Et pour renforcer encore l’attractivité du doctorat, j’ai décidé de proposer un nouveau contrat pour les doctorants, plus simple, avec plus de garanties et qui peut s’adapter au cas par cas. Ce nouveau « contrat doctoral » comme il conviendra de le nommer, sera donc un contrat unique pour les universités et les organismes de recherche. Ce contrat sera conclu pour une durée de trois ans, et pourra être prolongé d’un an, pour des raisons particulières liées soit à la thèse soit à la vie personnelle du doctorant comme une maternité ou un congé maladie.
Par ailleurs, le contrat doctoral apportera toutes les garanties sociales d’un vrai contrat de travail, conforme au droit public. En particulier, l’employeur devra proposer au doctorant toutes les formations nécessaires à l’accomplissement de ses missions, que ce soit la préparation de sa thèse ou les activités complémentaires qui lui seront confiées.
Car le contrat doctoral sera un contrat unique, qui pourra prévoir que le doctorant assure des fonctions qui sont le propre même des métiers de la recherche, à savoir la valorisation, les missions de conseil ou d’expertise pour les entreprises ou les collectivités publiques, et bien sûr l’enseignement.
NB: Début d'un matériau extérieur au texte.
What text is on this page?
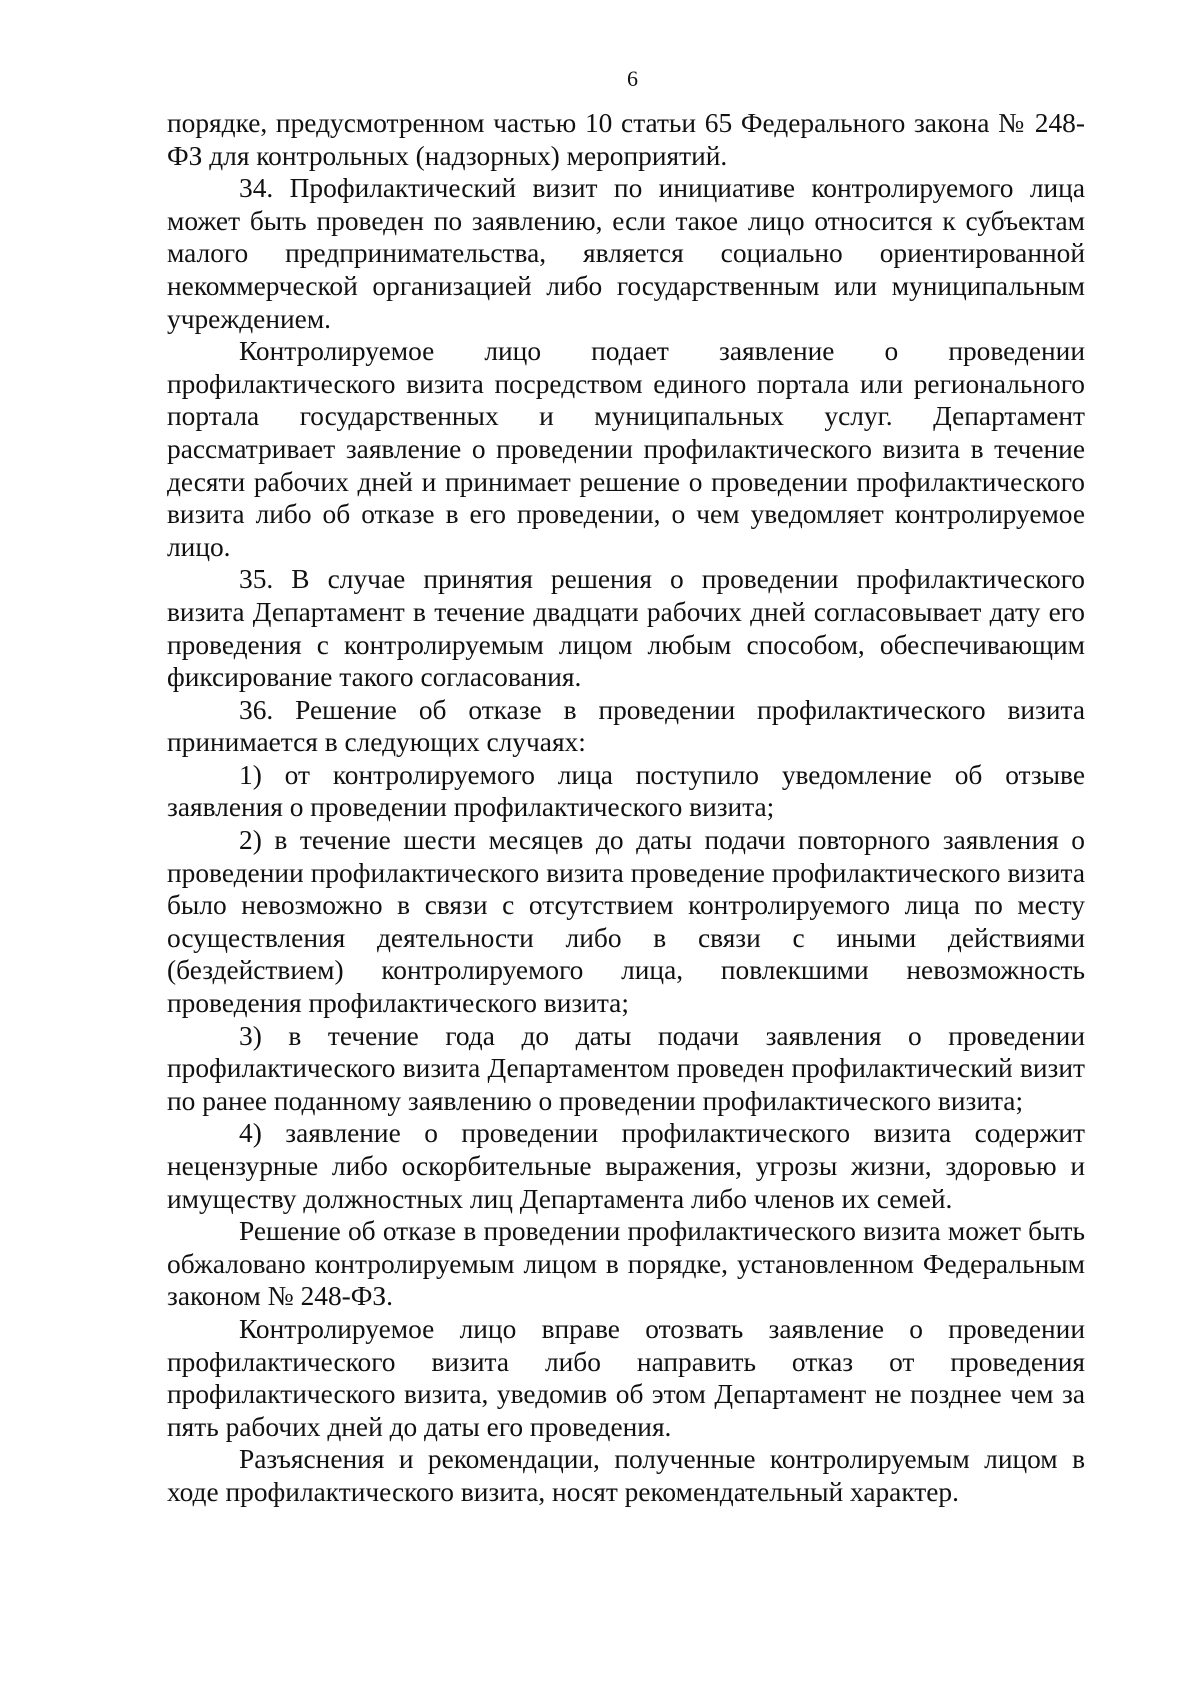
6

порядке, предусмотренном частью 10 статьи 65 Федерального закона № 248-ФЗ для контрольных (надзорных) мероприятий.

34. Профилактический визит по инициативе контролируемого лица может быть проведен по заявлению, если такое лицо относится к субъектам малого предпринимательства, является социально ориентированной некоммерческой организацией либо государственным или муниципальным учреждением.

Контролируемое лицо подает заявление о проведении профилактического визита посредством единого портала или регионального портала государственных и муниципальных услуг. Департамент рассматривает заявление о проведении профилактического визита в течение десяти рабочих дней и принимает решение о проведении профилактического визита либо об отказе в его проведении, о чем уведомляет контролируемое лицо.

35. В случае принятия решения о проведении профилактического визита Департамент в течение двадцати рабочих дней согласовывает дату его проведения с контролируемым лицом любым способом, обеспечивающим фиксирование такого согласования.

36. Решение об отказе в проведении профилактического визита принимается в следующих случаях:

1) от контролируемого лица поступило уведомление об отзыве заявления о проведении профилактического визита;

2) в течение шести месяцев до даты подачи повторного заявления о проведении профилактического визита проведение профилактического визита было невозможно в связи с отсутствием контролируемого лица по месту осуществления деятельности либо в связи с иными действиями (бездействием) контролируемого лица, повлекшими невозможность проведения профилактического визита;

3) в течение года до даты подачи заявления о проведении профилактического визита Департаментом проведен профилактический визит по ранее поданному заявлению о проведении профилактического визита;

4) заявление о проведении профилактического визита содержит нецензурные либо оскорбительные выражения, угрозы жизни, здоровью и имуществу должностных лиц Департамента либо членов их семей.

Решение об отказе в проведении профилактического визита может быть обжаловано контролируемым лицом в порядке, установленном Федеральным законом № 248-ФЗ.

Контролируемое лицо вправе отозвать заявление о проведении профилактического визита либо направить отказ от проведения профилактического визита, уведомив об этом Департамент не позднее чем за пять рабочих дней до даты его проведения.

Разъяснения и рекомендации, полученные контролируемым лицом в ходе профилактического визита, носят рекомендательный характер.
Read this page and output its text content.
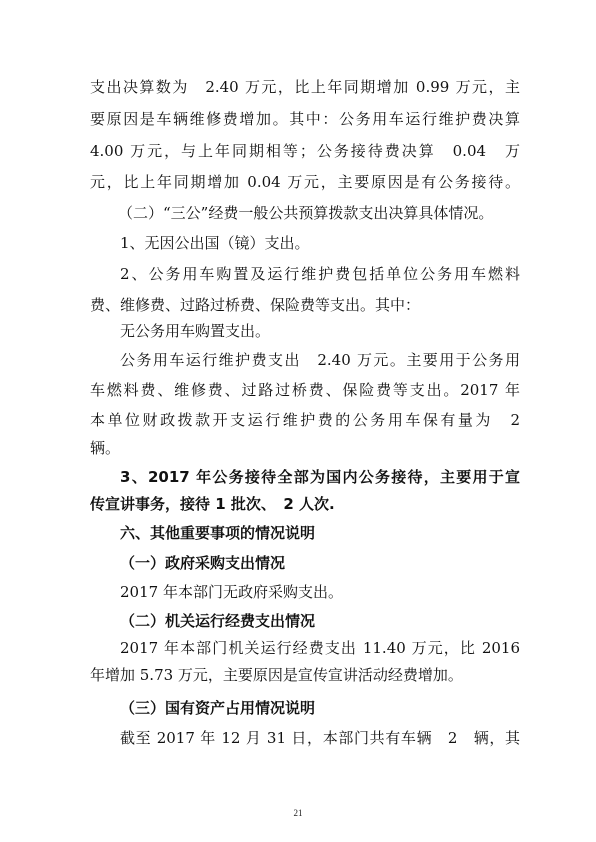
支出决算数为　2.40 万元，比上年同期增加 0.99 万元，主
要原因是车辆维修费增加。其中：公务用车运行维护费决算
4.00 万元，与上年同期相等；公务接待费决算　0.04　万
元，比上年同期增加 0.04 万元，主要原因是有公务接待。
（二）“三公”经费一般公共预算拨款支出决算具体情况。
1、无因公出国（镜）支出。
2、公务用车购置及运行维护费包括单位公务用车燃料
费、维修费、过路过桥费、保险费等支出。其中：
无公务用车购置支出。
公务用车运行维护费支出　2.40 万元。主要用于公务用
车燃料费、维修费、过路过桥费、保险费等支出。2017 年
本单位财政拨款开支运行维护费的公务用车保有量为　2
辆。
3、2017 年公务接待全部为国内公务接待，主要用于宣
传宣讲事务，接待 1 批次、　2 人次.
六、其他重要事项的情况说明
（一）政府采购支出情况
2017 年本部门无政府采购支出。
（二）机关运行经费支出情况
2017 年本部门机关运行经费支出 11.40 万元，比 2016
年增加 5.73 万元，主要原因是宣传宣讲活动经费增加。
（三）国有资产占用情况说明
截至 2017 年 12 月 31 日，本部门共有车辆　2　辆，其
21
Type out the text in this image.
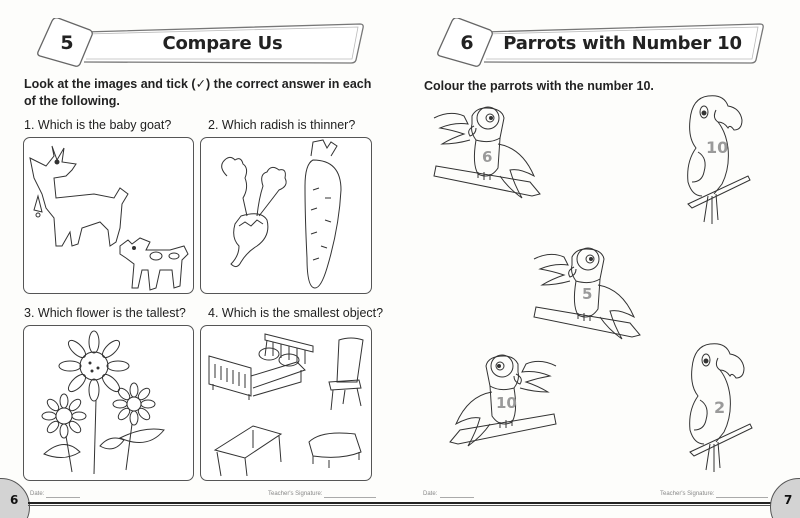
5	Compare Us
Look at the images and tick (✓) the correct answer in each of the following.
1. Which is the baby goat?	2. Which radish is thinner?
3. Which flower is the tallest? 4. Which is the smallest object?
6 Date:	Teacher's Signature:
6	Parrots with Number 10
Colour the parrots with the number 10.
6	10
5
10	2
Date:	Teacher's Signature:	7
Enfin, le contrat doctoral prévoira que le salaire pourra être négocié, au-dessus d’un minimum, bien sûr, mais sans plafond. Ainsi, les universités et les organismes de recherche pourront être réellement compétitifs pour attirer les meilleurs dans leurs laboratoires, même au niveau de la thèse. De leurs côtés, les jeunes diplômés de master ou les jeunes ingénieurs pourront vraiment s’engager dans une thèse sans devoir renoncer à toute prétention salariale comme c’est le cas aujourd’hui.
Car il faut orienter plus de jeunes ingénieurs vers une première expérience de recherche, avant de rejoindre d’autres métiers, de la production, de la finance ou du management. Il faut aussi donner à la recherche publique les moyens d’attirer les meilleurs de chaque génération, pour que l’excellence scientifique ne soit pas un concept appartenant au passé de l’Europe, mais bien une réalité de son quotidien, aujourd’hui et demain.